When we come together to worship we're not just "coming to church," we're coming to the city of the living God.

 

But you have come to Mount Zion and to the city of the living God, the heavenly Jerusalem, and to innumerable angels in festal gathering, and to the assembly of the first-born who are enrolled in heaven, and to a judge who is God of all, and to the spirits of just men made perfect, and to Jesus, the mediator of a new covenant, and to the sprinkled blood that speaks more graciously than the blood of Abel.    Hebrews 12:22-24

 

We eat at his table. We make ourselves one with his broken body and his shed blood.

 

The Lord has sent us out to fish, and to our amazement we are finding, as brothers and sisters all over the world are finding, that when we lower the net he draws the fish. Our hands are full, and getting busier. The multitudes are increasing. But while the fishing is unbelievably good as God-thirsty souls are finding their way to us everywhere we go, it's essential that we stay in touch with the source of our life. No need that cries out to us can be allowed to take precedence over our own need of God.

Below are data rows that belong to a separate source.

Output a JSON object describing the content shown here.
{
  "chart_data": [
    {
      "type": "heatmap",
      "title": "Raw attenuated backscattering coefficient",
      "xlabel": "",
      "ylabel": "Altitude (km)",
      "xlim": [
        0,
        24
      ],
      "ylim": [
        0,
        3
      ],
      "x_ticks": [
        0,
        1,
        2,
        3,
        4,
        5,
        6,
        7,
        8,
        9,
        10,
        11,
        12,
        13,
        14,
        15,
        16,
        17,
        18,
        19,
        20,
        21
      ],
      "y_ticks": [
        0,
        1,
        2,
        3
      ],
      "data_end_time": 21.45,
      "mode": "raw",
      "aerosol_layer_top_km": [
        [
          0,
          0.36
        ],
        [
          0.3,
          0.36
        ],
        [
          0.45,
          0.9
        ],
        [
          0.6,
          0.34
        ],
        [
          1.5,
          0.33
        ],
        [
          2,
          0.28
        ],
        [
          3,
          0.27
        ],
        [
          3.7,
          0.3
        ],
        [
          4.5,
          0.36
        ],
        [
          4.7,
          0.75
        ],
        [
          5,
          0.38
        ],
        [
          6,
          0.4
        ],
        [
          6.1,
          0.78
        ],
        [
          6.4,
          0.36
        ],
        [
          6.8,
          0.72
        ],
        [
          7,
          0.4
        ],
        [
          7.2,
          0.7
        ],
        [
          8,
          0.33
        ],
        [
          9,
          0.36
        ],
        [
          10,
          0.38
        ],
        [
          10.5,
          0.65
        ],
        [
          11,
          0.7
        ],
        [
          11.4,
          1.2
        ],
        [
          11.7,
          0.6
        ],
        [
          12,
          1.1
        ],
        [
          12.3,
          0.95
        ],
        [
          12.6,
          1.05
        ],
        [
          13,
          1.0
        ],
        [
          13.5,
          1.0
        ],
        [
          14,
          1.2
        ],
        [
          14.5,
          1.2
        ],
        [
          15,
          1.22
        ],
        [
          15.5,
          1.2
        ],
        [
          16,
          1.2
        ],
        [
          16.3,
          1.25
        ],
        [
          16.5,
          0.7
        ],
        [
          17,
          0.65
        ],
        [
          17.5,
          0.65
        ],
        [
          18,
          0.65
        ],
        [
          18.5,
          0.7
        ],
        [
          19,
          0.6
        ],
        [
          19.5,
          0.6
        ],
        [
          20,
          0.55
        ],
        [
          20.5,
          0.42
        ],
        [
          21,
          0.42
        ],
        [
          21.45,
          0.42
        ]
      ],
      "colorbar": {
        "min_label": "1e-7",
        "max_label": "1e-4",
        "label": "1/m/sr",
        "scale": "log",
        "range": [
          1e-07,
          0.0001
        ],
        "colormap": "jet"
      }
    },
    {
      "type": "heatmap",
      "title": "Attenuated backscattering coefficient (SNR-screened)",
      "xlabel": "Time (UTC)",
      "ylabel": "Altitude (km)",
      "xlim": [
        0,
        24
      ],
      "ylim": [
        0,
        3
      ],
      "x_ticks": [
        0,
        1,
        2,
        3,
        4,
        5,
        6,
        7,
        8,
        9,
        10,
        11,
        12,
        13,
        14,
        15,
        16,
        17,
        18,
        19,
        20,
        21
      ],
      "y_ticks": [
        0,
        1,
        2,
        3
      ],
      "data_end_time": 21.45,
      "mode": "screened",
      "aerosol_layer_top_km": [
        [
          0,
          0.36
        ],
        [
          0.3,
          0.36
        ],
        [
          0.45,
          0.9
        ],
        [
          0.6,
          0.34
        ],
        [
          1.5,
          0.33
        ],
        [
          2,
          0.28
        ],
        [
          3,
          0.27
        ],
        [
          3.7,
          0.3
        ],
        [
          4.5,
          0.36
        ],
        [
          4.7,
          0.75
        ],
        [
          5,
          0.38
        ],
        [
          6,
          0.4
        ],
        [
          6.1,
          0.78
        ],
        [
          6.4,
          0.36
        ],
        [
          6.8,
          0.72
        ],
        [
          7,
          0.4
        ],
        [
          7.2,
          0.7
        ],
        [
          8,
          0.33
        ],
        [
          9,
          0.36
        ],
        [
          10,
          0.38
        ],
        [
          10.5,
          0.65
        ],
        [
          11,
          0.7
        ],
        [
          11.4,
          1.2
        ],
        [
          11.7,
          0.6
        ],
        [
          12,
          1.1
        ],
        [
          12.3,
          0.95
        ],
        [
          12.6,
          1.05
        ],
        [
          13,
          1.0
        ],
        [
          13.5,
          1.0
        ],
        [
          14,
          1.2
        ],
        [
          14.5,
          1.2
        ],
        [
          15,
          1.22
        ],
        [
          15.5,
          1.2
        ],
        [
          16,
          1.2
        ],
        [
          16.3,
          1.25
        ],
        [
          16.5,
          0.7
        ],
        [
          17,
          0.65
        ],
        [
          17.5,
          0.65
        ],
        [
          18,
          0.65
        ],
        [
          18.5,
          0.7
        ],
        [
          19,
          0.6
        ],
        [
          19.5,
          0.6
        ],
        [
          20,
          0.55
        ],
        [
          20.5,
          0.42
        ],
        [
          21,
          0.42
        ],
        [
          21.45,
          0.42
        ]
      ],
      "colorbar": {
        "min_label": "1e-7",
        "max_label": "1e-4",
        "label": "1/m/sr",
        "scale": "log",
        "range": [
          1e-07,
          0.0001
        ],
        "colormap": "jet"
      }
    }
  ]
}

The busier we get and the more complex our life becomes, the more urgent is the need to keep our relationship with Jesus simple and clear.

 

The source of our life is not the heady wine of "success" as we go out there fishing. The source of our life is the cross of Jesus.

 

We can survive without the glamour of success, but we cannot survive without the fellowship of Jesus' cross. And our goal, as fishers of men and women, is not greater and greater numbers, but a cross where we lay our lives down along side of his.

 

If we stay in touch with Jesus Christ and him crucified we will bear much fruit. Souls will be drawn into the kingdom in ways and with an abundance that will stagger our minds. And we will come at last to the place where we will be able to lay down our lives with joy at the feet of our Master.